Before the whole adultery fiasco, the narrator tells us, Roger Chillingworth was a pretty nice guy.
And all he wanted was to find out the truth.
But the quest to find it has warped him. He's desperate. He trusts no one, but he can't recognize his enemies, either.
One day, Dimmesdale asks Chillingworth where he found a certain herb. Oh, on a grave, of course: "They grew out of [the dead person's] heart, and typify, it may be, some hideous secret that was buried with him, and which he had done better to confess during his lifetime" (10.8).
Maybe, Dimmesdale suggests, the man wanted to confess but could not. He says that the idea that the weeds sprang from a secret is unbiblical—definitely just Chillingworth's invention. Nobody will fear telling their secrets when they're dying, because in heaven, at judgment's gate, they will face the solution to the problem of sin.
Okay, says Chillingworth, so why don't people solve the problem on earth by confessing?
Most people do, answers Dimmesdale, and they feel a lot better afterward.
While he speaks, he grabs his chest as though he feels a sudden pain.
Dimmesdale suggests that some men, however, keep their sins secret because if they confess, they will never again be able to do good for God.
Chillingworth is just claiming that these men are fooling themselves, when Pearl laughs.
Hm, wonder what Dimmesdale's secret is?
The men look out the window and see Hester and her child passing by.

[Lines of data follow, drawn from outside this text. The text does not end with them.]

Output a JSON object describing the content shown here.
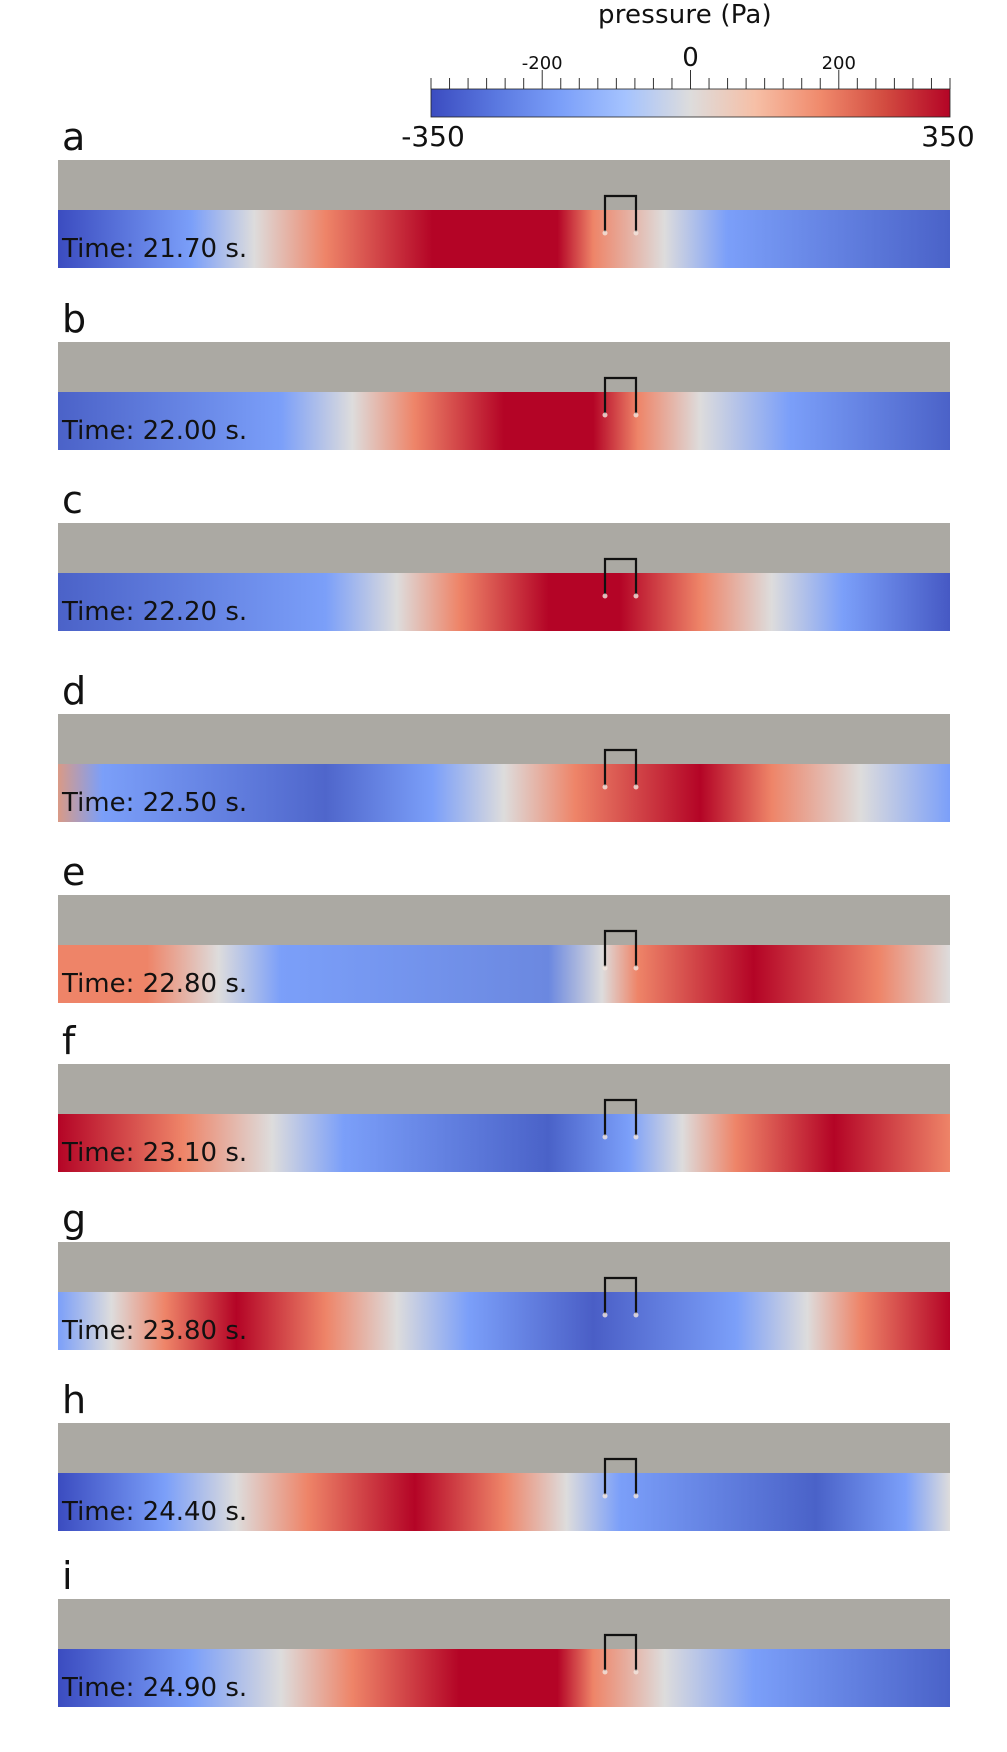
{
  "colorbar": {
    "title": "pressure (Pa)",
    "min": -350,
    "max": 350,
    "min_label": "-350",
    "max_label": "350",
    "tick_labels": [
      "-200",
      "0",
      "200"
    ],
    "tick_values": [
      -200,
      0,
      200
    ],
    "colors": {
      "low": "#3b4cc0",
      "mid": "#dddddd",
      "high": "#b40426"
    }
  },
  "panels": [
    {
      "letter": "a",
      "time": "Time: 21.70 s."
    },
    {
      "letter": "b",
      "time": "Time: 22.00 s."
    },
    {
      "letter": "c",
      "time": "Time: 22.20 s."
    },
    {
      "letter": "d",
      "time": "Time: 22.50 s."
    },
    {
      "letter": "e",
      "time": "Time: 22.80 s."
    },
    {
      "letter": "f",
      "time": "Time: 23.10 s."
    },
    {
      "letter": "g",
      "time": "Time: 23.80 s."
    },
    {
      "letter": "h",
      "time": "Time: 24.40 s."
    },
    {
      "letter": "i",
      "time": "Time: 24.90 s."
    }
  ],
  "colors": {
    "air": "#aba9a3",
    "structure": "#111111"
  }
}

Pearl is fixing burrs along the lines of the scarlet A. She doesn't pick them out, even though that's got to hurt.
Chillingworth looks down at the cute little kid playing with her mom and declares that she's evil. Obvs.

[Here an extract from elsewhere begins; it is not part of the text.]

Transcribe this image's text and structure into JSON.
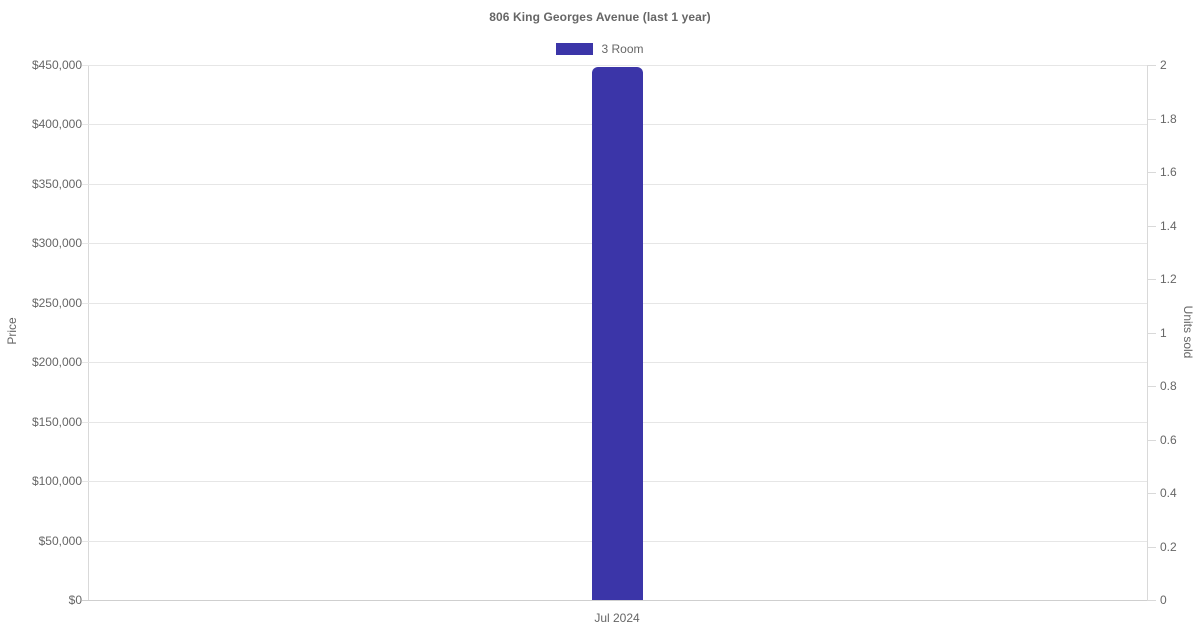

The child looks up and throws a burr at Dimmesdale, who shrinks from being hit by it.
Hester looks up, and the four individuals look at each other. That's when Pearl yells, "Come away, mother! Come away, or yonder old Black Man will catch you! He has got hold of the minister already. Come away, mother, or he will catch you! But he cannot catch little Pearl!" (10.22).
After that… chilling little exchange, the men keep talking.

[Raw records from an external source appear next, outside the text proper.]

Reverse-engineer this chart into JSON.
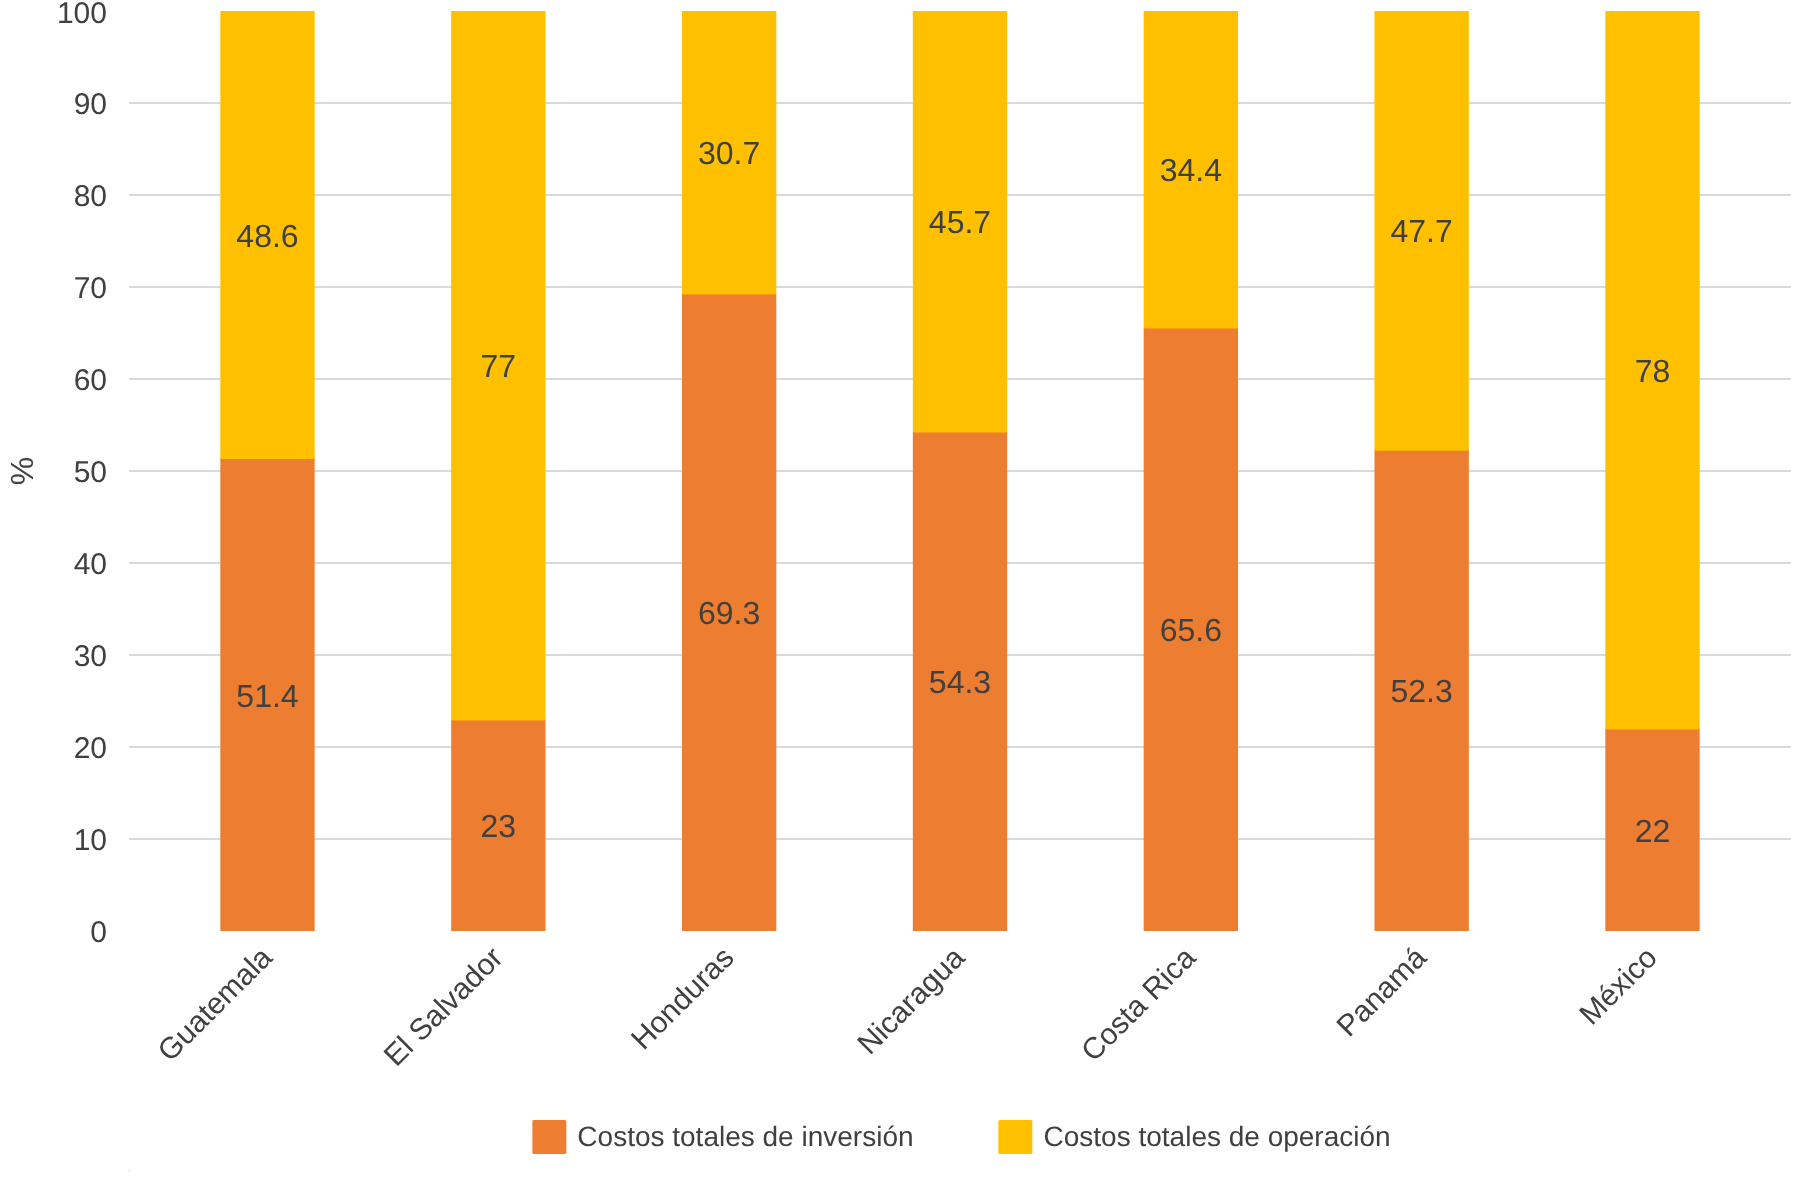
{
  "chart_data": {
    "type": "bar",
    "stacked": true,
    "ylabel": "%",
    "categories": [
      "Guatemala",
      "El Salvador",
      "Honduras",
      "Nicaragua",
      "Costa Rica",
      "Panamá",
      "México"
    ],
    "series": [
      {
        "name": "Costos totales de inversión",
        "color": "#ed7d31",
        "values": [
          51.4,
          23,
          69.3,
          54.3,
          65.6,
          52.3,
          22
        ]
      },
      {
        "name": "Costos totales de operación",
        "color": "#ffc000",
        "values": [
          48.6,
          77,
          30.7,
          45.7,
          34.4,
          47.7,
          78
        ]
      }
    ],
    "ylim": [
      0,
      100
    ],
    "yticks": [
      0,
      10,
      20,
      30,
      40,
      50,
      60,
      70,
      80,
      90,
      100
    ],
    "grid": "y",
    "legend": "bottom",
    "data_labels": true
  }
}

Does Dimmesdale think Hester is relieved from her burden of sin by the scarlet A?
Has Dimmesdale held anything back from Chillingworth?
He hasn't. And he's had just about enough of these questions, saying that Chillingworth doesn't deal in "medicine for the soul" (10.34).
But a sickness has indeed taken over Dimmesdale's spirit and manifests itself physically. If Dimmesdale doesn't reveal the source of evil that disturbs him, how can he expect Chillingworth to heal him?
No way: Dimmesdale isn't going to reveal his spiritual wounds to an "earthly physician," but only to a "Physician of the soul," i.e., Christ.
Hmm. Chillingworth reflects silently that the minister is so passionate, it's easy to see how he might have done a "wild thing" due to the "hot passion of his heart" (10.38).
After this little fight, the two men make up. And not too long afterwards, Dimmesdale falls asleep while reading a book.
Chillingworth enters the room and opens the minister's shirt to look at his chest.
Ah-ha! There, he sees everything he needs to know.
And, the narrator says, if anybody wants to see what Satan looks like in his moment of joy, he would need look no further than Chillingworth's dance as he leaves the room.